I often use the command line on my machine. I was weened on the command line. I'm an old man who has grown up with it. But I'm not sure that I fully understand why things have to become more complex, more incomprehensible and harder to learn and use, when technology advances in general goes toward controlling everything with a thumb on the screen of a smartphone.

A PS – parallax

I have long wanted to have a so called parallax effect on the large images embedded on some pages. The parallax effect will have a background image scroll a little slower that the foreground, creating a sense of perspective and depth on the page.
My first action when wanting to do something like that in Drupal is to look for a module, and yes, there is one. Scrollmagic. It's a sandbox module, meaning that it's in development, but can be used, although without guarantees.
So I downloaded the module.
It needs the Scrollmagic JavaScript library, which is understandable, so off to find that.

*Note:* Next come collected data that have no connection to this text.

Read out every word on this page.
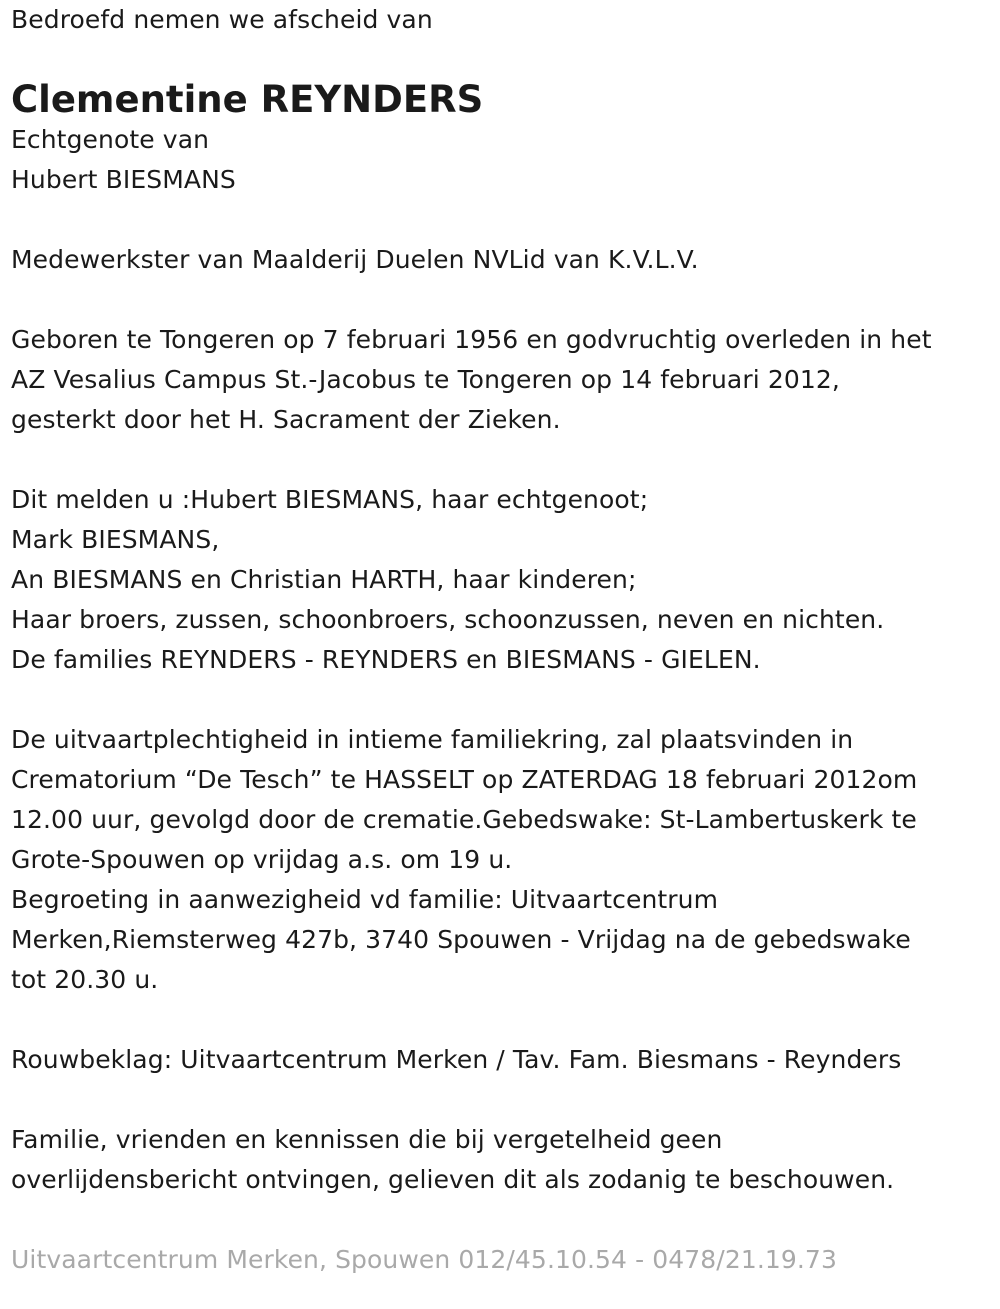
Bedroefd nemen we afscheid van
Clementine REYNDERS
Echtgenote van
Hubert BIESMANS
Medewerkster van Maalderij Duelen NVLid van K.V.L.V.
Geboren te Tongeren op 7 februari 1956 en godvruchtig overleden in het
AZ Vesalius Campus St.-Jacobus te Tongeren op 14 februari 2012,
gesterkt door het H. Sacrament der Zieken.
Dit melden u :Hubert BIESMANS, haar echtgenoot;
Mark BIESMANS,
An BIESMANS en Christian HARTH, haar kinderen;
Haar broers, zussen, schoonbroers, schoonzussen, neven en nichten.
De families REYNDERS - REYNDERS en BIESMANS - GIELEN.
De uitvaartplechtigheid in intieme familiekring, zal plaatsvinden in
Crematorium “De Tesch” te HASSELT op ZATERDAG 18 februari 2012om
12.00 uur, gevolgd door de crematie.Gebedswake: St-Lambertuskerk te
Grote-Spouwen op vrijdag a.s. om 19 u.
Begroeting in aanwezigheid vd familie: Uitvaartcentrum
Merken,Riemsterweg 427b, 3740 Spouwen - Vrijdag na de gebedswake
tot 20.30 u.
Rouwbeklag: Uitvaartcentrum Merken / Tav. Fam. Biesmans - Reynders
Familie, vrienden en kennissen die bij vergetelheid geen
overlijdensbericht ontvingen, gelieven dit als zodanig te beschouwen.
Uitvaartcentrum Merken, Spouwen 012/45.10.54 - 0478/21.19.73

And the story starts all over.
The Scrollmagic module is four files, very common for small Drupal modules.
The JavaScript library is 260 files in 44 folders. Kerboom!

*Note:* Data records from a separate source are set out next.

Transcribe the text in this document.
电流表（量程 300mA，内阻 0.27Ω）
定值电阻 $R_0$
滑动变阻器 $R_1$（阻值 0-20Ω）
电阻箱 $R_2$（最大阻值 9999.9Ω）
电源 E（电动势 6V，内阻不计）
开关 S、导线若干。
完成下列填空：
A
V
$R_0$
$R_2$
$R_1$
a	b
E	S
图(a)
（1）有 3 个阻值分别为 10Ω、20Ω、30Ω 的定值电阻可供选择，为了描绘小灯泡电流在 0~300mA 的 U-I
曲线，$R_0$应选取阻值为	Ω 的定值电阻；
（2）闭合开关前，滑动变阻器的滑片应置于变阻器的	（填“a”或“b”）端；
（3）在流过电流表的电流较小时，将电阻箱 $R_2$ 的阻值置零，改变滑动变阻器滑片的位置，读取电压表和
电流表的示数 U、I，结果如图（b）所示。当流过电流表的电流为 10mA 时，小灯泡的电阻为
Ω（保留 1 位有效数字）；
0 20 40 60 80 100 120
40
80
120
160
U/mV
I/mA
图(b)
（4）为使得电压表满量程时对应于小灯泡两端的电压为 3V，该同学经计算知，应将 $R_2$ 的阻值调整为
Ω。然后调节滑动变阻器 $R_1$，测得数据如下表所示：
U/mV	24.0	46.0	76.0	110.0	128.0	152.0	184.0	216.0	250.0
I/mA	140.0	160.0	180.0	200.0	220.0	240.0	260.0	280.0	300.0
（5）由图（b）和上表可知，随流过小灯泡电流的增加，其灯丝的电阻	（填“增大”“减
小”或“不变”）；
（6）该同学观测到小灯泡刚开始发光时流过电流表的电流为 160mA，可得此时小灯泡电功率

And the Scrollmagic construction the needs the Greensock Drupal module to work. "GSAP is a powerful, high-performance javascript animation library for the web".
Need to fetch that.
Another fairly compact module, but still another 10 files and two subfolders.
And GSAP needs the Greensock JS library, so I'm adding further 71 files in 10 folders – and I need Composer to install it.
And all of this goes nowhere without the Drupal Libraries module, which I already have running, but still.
So four different additions summing up to about 300 files to obtain parallax.
Not on my watch!
The thing is that parallax can be made with no additions and no JavaScript in pure CSS. So I should be able to obtain what I want by adding a few lines of HTML markup and some CSS in my stylesheet, but somewhere someone thinks it's better to pollute my site with two modules and two extra libraries comprising hundreds of files to get the same result.
Sure the force of these many lines of code will allow me to do all kinds of neat things, but you know what? I don't want to do all kinds of neat things! I just want a parallax effect on a few selected images.
I'll be working on the CSS-solution the coming time.